Descrições lúgubres e fantasiosas de cometas aumentam a imaginação. Ambroise Par = 8E, um médico francês, descreveu o cometa de 1528 da seguinte forma: "Este cometa era tão horrível, tão assustador e produziu um terror tão grande que alguns morreram de medo e outros adoeceram. Parecia ser extremamente extenso , e era da cor de sangue. "

Essa sombra escura sobre os cometas persiste de maneiras estranhas até o presente. A própria aparência dessas bolas de gelo cósmicas ganha uma presença fantasmagórica ao ser chamada de aparição pela ciência.

Com este tipo de registro histórico, não é de admirar que a abordagem de Hale-Bopp tenha sido anunciada por uma série de afirmações de que: o cometa é acompanhado por um companheiro "escuro", é sombreado por uma grande nave espacial quatro vezes o tamanho da Terra e está sendo controlado por inteligência extraterrestre.

Por que fenômenos celestes, particularmente cometas, provocam reações tão extremas? "Sempre que ocorre um grande evento incomum no ambiente, é assustador porque não é natural e porque não temos explicação para isso e não podemos controlá-lo", explica Robert Kohlenberg, professor associado de psicologia, que estuda como as pessoas aprendem.

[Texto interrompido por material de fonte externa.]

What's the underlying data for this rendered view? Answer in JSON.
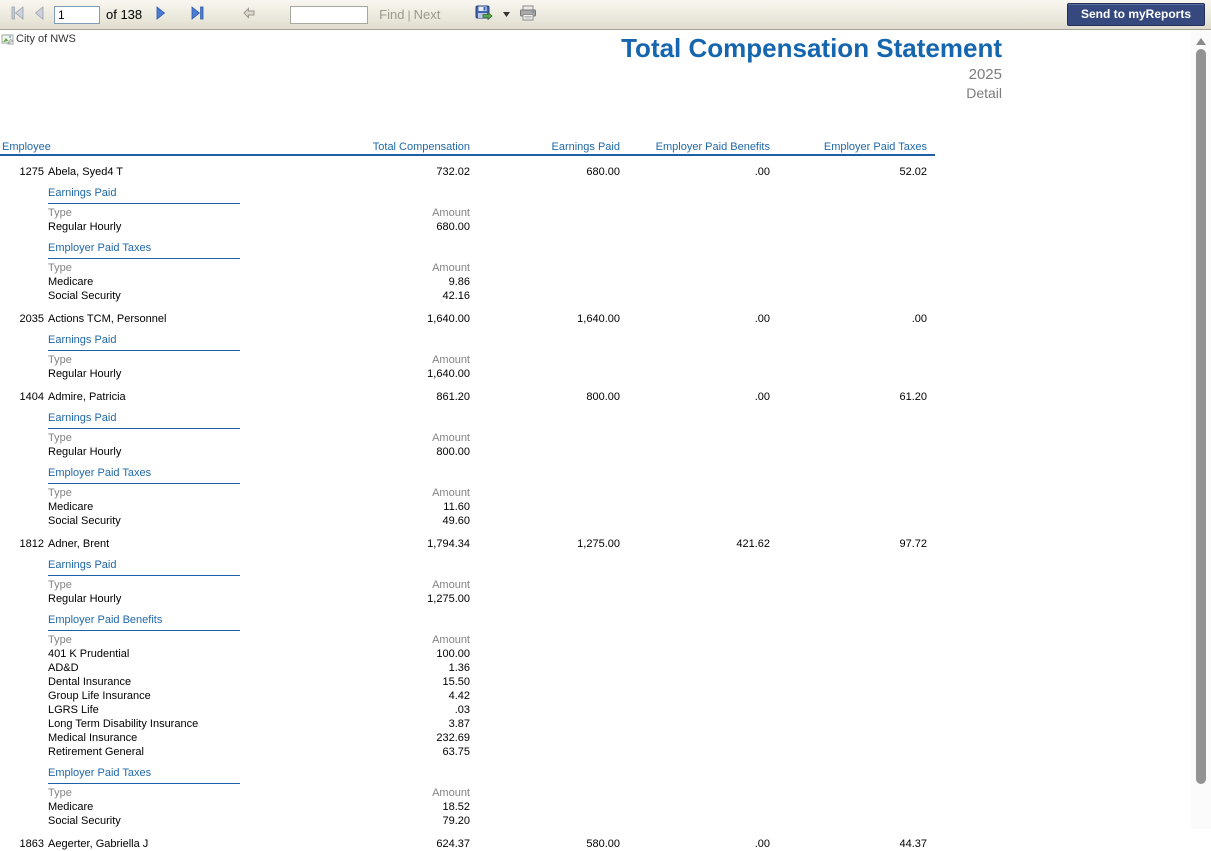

"As explicações de fenômenos como os cometas são, em última análise, atraentes porque oferecem controle e a possibilidade de nos proteger contra possíveis danos. Isso é muito razoável e explica por que temos ciência e também porque algumas pessoas apresentam ideias menos do que convencionais para explicar os fenômenos . Tudo sempre é respondido em função do que nos motiva. Nesse caso, a motivação é a proteção. Se algo é desconhecido, não há como lidar com isso ", acrescenta.

Ao mesmo tempo, Kohlenberg reconhece que ideias alternativas ou menos convencionais, como foguetes guiando cometas, podem ser atraentes porque oferecem uma explicação.

"Supondo que não haja fraudes e charlatões envolvidos, muitas pessoas que apresentam ideias inusitadas são sinceras em suas explicações, o que lhes dá um senso de controle melhor do que as razões científicas. Ideias desse tipo que persistem são úteis se eles não são, essas crenças morrem.

“Temos uma forte crença na ciência em nossa cultura, então essas idéias excêntricas se destacam. Elas podem não se destacar em outras culturas onde a ciência não seja tão bem aceita”.

Sullivan concorda, observando que o século 20 foi chamado de "século psiquiátrico" e que existem crentes em OVNIs que se agarram a qualquer coisa para apoiar suas crenças. Isso é, observa ele, um produto da era espacial, da guerra fria e da crença moderna nos acobertamentos do governo.

"Mas existe uma longa tradição humana de forças externas influenciando os eventos e, é claro, em muitos sistemas de crenças os deuses viviam no céu", disse Sullivan.

"Todas as culturas antigas com registros históricos, ocidentais e orientais, olhavam para qualquer nova aparição no céu, como um cometa, com apreensão. A pessoa média nos tempos antigos conhecia os céus muito melhor do que hoje, e algo mudava de dia para dia no céu era alarmante para eles. "

Mas, como Napoleão, nem todos temiam cometas. No século 17, os europeus acreditavam que os cometas afetavam o clima e ajudavam a produzir vinhos superiores. Acreditava-se que os cometas causavam temperaturas mais altas e, portanto, maiores concentrações de açúcar nas uvas para vinho.

1997 já promete ser um ano vintage para observação de cometas. Só o tempo dirá se será o mesmo para chardonnay.